Traditional Culture Encyclopedia - Traditional stories - Can you tell me the difference between a Chinese folding fan and a Japanese folding fan?
Can you tell me the difference between a Chinese folding fan and a Japanese folding fan?
Japan is known as the Yamato nation, and things with Japanese characteristics are often labeled with the word "waka," such as Japanese poetry called "waka," Japanese-style clothes called "kimono," and Japanese-flavored grilled food called "kimono. For example, Japanese poetry is called "waka", Japanese-style clothes are called "kimono", and Japanese-flavored grilled chicken is called "wafu yakitori". However, many of the things with the word "Wo" in them are not really Japanese products. For example, the world-famous "Kimono" actually originated from the clothing of the Tang Dynasty in China; "Wagashi" includes the curry rice favored by the Indians; and "Wagashi" is the name given to a variety of Japanese foods. For example, the world-famous "kimono" actually originated from Chinese clothing of the Tang Dynasty, and "wagashi" includes the curry rice favored by Indians. The Japanese fan, which is also an important highlight of Japanese national culture, is widely recognized by the Japanese as a more authentic Japanese product.

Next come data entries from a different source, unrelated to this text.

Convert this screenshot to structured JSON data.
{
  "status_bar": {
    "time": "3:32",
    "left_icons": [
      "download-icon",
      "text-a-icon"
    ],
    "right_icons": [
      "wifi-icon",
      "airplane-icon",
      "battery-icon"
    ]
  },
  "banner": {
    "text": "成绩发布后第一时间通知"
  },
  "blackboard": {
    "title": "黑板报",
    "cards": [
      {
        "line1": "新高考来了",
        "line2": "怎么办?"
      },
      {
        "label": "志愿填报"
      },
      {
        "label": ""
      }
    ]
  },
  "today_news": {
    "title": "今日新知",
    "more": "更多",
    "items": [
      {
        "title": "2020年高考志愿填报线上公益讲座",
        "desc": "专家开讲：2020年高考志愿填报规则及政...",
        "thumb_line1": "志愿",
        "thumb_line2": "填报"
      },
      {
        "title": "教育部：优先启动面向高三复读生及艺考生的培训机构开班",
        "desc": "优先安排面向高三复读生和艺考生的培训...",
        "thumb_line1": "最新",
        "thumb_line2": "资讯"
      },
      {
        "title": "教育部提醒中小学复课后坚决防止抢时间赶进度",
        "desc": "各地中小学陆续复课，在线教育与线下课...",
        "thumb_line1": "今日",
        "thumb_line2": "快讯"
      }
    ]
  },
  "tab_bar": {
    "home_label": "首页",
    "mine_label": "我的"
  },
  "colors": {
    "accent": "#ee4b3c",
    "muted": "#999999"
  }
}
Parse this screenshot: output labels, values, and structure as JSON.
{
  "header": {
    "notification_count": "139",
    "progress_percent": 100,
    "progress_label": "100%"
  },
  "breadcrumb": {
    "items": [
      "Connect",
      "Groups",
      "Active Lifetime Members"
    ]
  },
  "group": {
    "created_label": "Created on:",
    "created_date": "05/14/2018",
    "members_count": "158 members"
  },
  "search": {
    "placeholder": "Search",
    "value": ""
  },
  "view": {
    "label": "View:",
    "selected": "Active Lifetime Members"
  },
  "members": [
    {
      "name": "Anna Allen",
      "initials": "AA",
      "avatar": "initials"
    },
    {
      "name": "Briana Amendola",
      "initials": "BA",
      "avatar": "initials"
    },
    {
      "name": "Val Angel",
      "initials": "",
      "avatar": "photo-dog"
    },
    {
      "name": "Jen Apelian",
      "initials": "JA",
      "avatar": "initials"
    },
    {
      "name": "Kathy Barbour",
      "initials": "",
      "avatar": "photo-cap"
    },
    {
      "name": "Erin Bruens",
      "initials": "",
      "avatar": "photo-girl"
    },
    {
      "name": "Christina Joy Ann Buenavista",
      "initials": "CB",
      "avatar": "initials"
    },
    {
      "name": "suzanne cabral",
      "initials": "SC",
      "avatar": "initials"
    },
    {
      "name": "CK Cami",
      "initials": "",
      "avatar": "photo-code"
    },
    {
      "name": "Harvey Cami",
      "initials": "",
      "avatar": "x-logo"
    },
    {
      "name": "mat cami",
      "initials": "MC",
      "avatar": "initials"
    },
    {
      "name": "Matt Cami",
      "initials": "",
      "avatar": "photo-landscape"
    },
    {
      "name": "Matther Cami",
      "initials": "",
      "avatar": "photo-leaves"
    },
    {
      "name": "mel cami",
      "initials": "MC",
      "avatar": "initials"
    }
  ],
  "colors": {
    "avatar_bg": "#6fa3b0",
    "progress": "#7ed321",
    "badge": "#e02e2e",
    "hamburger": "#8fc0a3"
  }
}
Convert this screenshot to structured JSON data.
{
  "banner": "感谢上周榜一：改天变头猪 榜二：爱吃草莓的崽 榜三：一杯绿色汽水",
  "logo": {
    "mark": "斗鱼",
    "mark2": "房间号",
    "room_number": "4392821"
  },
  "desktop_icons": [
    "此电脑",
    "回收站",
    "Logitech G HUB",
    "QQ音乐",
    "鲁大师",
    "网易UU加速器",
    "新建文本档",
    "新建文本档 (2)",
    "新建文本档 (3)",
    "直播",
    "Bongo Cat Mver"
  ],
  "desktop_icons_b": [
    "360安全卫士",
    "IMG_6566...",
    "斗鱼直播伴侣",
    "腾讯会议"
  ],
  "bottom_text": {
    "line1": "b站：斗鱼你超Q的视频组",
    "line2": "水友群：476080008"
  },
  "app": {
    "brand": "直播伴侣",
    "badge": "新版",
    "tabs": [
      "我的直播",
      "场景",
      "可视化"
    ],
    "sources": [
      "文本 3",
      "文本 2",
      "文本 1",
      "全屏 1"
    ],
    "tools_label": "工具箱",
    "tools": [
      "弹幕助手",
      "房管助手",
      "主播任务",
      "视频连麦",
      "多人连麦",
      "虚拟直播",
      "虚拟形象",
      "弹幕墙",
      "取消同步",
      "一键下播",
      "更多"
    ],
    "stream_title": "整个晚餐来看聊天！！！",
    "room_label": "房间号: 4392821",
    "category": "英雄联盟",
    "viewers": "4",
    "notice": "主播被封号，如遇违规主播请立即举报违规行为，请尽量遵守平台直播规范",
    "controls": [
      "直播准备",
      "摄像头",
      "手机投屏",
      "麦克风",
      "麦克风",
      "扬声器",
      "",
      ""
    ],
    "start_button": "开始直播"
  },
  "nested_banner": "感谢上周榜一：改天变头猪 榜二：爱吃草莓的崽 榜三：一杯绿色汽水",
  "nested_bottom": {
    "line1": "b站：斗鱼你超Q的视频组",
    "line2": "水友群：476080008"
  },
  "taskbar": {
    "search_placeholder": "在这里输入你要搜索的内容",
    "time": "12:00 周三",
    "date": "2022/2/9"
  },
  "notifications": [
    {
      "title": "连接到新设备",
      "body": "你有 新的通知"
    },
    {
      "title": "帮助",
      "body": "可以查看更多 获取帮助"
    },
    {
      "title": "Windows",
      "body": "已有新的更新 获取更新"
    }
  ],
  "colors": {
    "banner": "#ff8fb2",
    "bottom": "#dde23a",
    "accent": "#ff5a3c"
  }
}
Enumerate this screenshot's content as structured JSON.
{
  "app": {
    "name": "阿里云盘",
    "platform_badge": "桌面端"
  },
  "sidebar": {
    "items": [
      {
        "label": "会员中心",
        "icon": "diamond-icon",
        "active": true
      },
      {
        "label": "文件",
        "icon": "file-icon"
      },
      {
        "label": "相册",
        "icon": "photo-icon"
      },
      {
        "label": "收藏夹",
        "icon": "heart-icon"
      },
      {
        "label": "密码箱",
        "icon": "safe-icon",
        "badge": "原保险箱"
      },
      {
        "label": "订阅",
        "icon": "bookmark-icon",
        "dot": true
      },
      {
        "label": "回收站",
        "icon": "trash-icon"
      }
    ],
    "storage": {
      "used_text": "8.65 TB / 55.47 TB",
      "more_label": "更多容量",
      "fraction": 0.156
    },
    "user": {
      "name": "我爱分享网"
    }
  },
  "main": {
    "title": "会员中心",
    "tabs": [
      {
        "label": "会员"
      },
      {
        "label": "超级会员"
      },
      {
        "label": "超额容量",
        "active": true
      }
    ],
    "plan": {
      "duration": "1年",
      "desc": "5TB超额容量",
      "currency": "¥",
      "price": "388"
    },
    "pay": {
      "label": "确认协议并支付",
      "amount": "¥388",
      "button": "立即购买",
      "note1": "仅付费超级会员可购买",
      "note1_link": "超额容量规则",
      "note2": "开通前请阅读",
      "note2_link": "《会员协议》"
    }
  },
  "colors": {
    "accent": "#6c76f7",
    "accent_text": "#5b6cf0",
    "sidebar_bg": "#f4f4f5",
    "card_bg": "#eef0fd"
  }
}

The Japanese Japanese fan is what the Chinese call a folding fan. There are two theories about the origin of the fan, one in Egypt and the other in China. Early Chinese fans were generally group fans made of feathers and silk, used mainly by the aristocracy with the significance of displaying status, without regard to the function of folding the fan. Some supporters of the fan as a Japanese original believe that early Japanese fans were passed down from China, and that the folding style appeared in the Heian period, approximately because of Japan's small space and adeptness at fine craftsmanship. From the examination of historical facts, the Japanese folding fan was initially invented as a gift from the court, as a practical tool for cooling popular in the lower and middle classes is after the Edo period.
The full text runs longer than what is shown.